Nonostante ciò, c’è ancora poca conoscenza sulla parte legale relativa agli investimenti a partire dalla due diligence, passando alla negoziazione dei contratti di investimento, fino all’effettivo investimento.

La domanda principale quindi è: cosa vedere e cosa fare per prepararsi legalmente agli investimenti? Vediamo cosa fare partendo dalla due diligence.

  1. Due diligence…

La due diligence è l’attività preliminare che deve essere svolta per comprendere lo stato dell’arte della parte legale di una società. Prima di iniziare, però, è bene che vengano firmati una lettera di intenti e degli accordi di riservatezza che permettano di tutelare la riservatezza delle informazioni e permettano di garantire la protezione dei dati personali ai sensi del GDPR.

Una volta firmati gli opportuni accordi si può procedere all’analisi delle diverse questioni legali che saranno fondamentali per il successo o meno dell’investimento. In particolare, dovranno obbligatoriamente considerarsi i seguenti aspetti:

  • Societario, bisogna guardare prima di tutto lo statuto per comprendere chi sono i soci, quali sono i loro ruoli e che poteri hanno all’interno della società. Inoltre, bisogna chiedere se vi sono dei patti parasociali che regolano ulteriormente la direzione della società di modo da comprendere chi effettivamente sia il controllore della struttura;
  • Proprietà intellettuale, i progetti innovativi possono avere diversi diritti di proprietà intellettuale e sia la start-up che gli investitori devono vedere se le registrazioni o la proprietà intellettuale stessa sia tutelata dalla normativa di riferimento: marchio, brevetto, disegno, know-how, diritto d’autore sono solo alcuni degli aspetti da guardare;
  • Contrattualistica (commerciale on-line e off-line, IT e IP), l’attività della start-up vede il proprio sviluppo commerciale tutelato grazie ai contratti che questa firma con i clienti e i partner commerciali e, ai fini della due diligence, vanno valutate le singole clausole dei contratti per comprendere quanto l’azienda è tutelata, quali sono i rischi, oltre alla possibilità di recuperare i crediti;
  • Rapporti di lavoro, i contratti di rapporto di lavoro vanno analizzati attentamente per capire quali sono le figure interne e come queste operano all’interno dell’azienda, oltre a quelli che sono i possibili contenziosi con i dipendenti e le agevolazioni garantite dai contratti stessi;
  • Contenzioso, difficilmente le start-up nei primi anni di vita hanno dei contenziosi, ma in fase di investimento bisogna comunque capire come questi stanno procedendo e quali sono i rischi di perdita e le eventuali conseguenze che questa comporta.

      2. …e il GDPR

Il GDPR è fondamentale all’interno di una due diligence. Tralasciare una parte che comporta un rischio sanzionatorio così elevato, soprattutto per realtà digitali o innovative, vorrebbe dire esporre l’investimento ad un rischio non considerato che potrebbe compromettere l’attività imprenditoriale: per questo motivo è importante comprendere cosa analizzare in fase di valutazione legale dell’investimento.

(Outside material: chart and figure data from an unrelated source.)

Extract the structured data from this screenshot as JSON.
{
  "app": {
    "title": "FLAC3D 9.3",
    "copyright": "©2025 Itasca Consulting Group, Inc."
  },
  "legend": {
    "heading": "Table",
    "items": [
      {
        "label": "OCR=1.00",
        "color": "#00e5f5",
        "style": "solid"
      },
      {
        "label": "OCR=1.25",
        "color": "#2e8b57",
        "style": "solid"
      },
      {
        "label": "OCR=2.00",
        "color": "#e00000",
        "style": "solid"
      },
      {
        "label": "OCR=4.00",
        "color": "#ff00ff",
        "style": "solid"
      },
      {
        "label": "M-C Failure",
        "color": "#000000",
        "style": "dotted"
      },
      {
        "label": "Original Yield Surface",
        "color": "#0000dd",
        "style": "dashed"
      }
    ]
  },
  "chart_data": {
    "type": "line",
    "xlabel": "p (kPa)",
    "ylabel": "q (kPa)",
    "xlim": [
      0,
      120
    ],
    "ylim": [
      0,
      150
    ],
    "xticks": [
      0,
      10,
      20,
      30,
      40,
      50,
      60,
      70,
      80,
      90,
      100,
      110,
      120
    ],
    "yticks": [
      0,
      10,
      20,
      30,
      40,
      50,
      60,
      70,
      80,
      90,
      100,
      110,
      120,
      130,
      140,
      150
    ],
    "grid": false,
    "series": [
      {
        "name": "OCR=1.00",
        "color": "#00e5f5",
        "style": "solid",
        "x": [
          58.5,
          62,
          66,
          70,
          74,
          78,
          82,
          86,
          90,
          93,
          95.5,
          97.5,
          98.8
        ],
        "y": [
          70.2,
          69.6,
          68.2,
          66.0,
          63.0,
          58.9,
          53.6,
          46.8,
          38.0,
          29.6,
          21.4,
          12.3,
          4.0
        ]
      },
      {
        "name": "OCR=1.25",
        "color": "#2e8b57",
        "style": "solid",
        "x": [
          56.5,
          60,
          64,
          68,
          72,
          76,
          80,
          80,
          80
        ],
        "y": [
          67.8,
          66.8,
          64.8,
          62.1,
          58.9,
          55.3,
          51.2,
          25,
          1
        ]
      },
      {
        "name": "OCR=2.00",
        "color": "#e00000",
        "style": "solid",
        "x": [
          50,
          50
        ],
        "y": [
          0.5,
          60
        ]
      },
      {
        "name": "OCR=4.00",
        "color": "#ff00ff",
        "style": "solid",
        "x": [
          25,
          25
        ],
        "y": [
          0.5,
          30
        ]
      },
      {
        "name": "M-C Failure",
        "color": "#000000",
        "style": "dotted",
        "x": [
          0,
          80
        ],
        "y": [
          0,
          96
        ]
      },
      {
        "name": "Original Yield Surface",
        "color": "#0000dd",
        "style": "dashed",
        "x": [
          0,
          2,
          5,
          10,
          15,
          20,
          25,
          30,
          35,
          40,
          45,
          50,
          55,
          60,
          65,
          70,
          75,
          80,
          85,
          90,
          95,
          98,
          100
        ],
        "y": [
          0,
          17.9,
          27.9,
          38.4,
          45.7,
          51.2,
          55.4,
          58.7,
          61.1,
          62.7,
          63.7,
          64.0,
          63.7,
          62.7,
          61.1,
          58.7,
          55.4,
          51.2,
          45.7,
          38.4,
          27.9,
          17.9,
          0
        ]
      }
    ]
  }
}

Considerato quanto sopra, bisogna almeno analizzare quanto segue:

  • informative dipendenti/candidati, collaboratori, fornitori, clienti;
  • nomine persona autorizzata (ex incaricato), responsabile, amministratore di sistema;
  • misure di sicurezza tecniche per evitare dei data breach quale protezione degli accessi e della strumentazione informatica;
  • DPIA (ove svolta) e registro del trattamento;
  • formazione del personale.

Inoltre, visto che molte start-up basano la loro attività su siti o app, bisogna guardare attentamente:

  • modalità con cui vengono ottenuti e conservati i consensi degli utenti;
  • finalità del trattamento e se la start-up ha fatto una data strategy per valorizzare il database;
  • se tecnicamente la start-up ha predisposto la possibilità di estrapolare automaticamente i dati per poterli comunicare all’utente o ad altro titolare (diritto alla portabilità dei dati);
  • se tecnicamente è possibile cancellare i dati personali e informazioni che possono ricondurre all’utente (diritto all’oblio).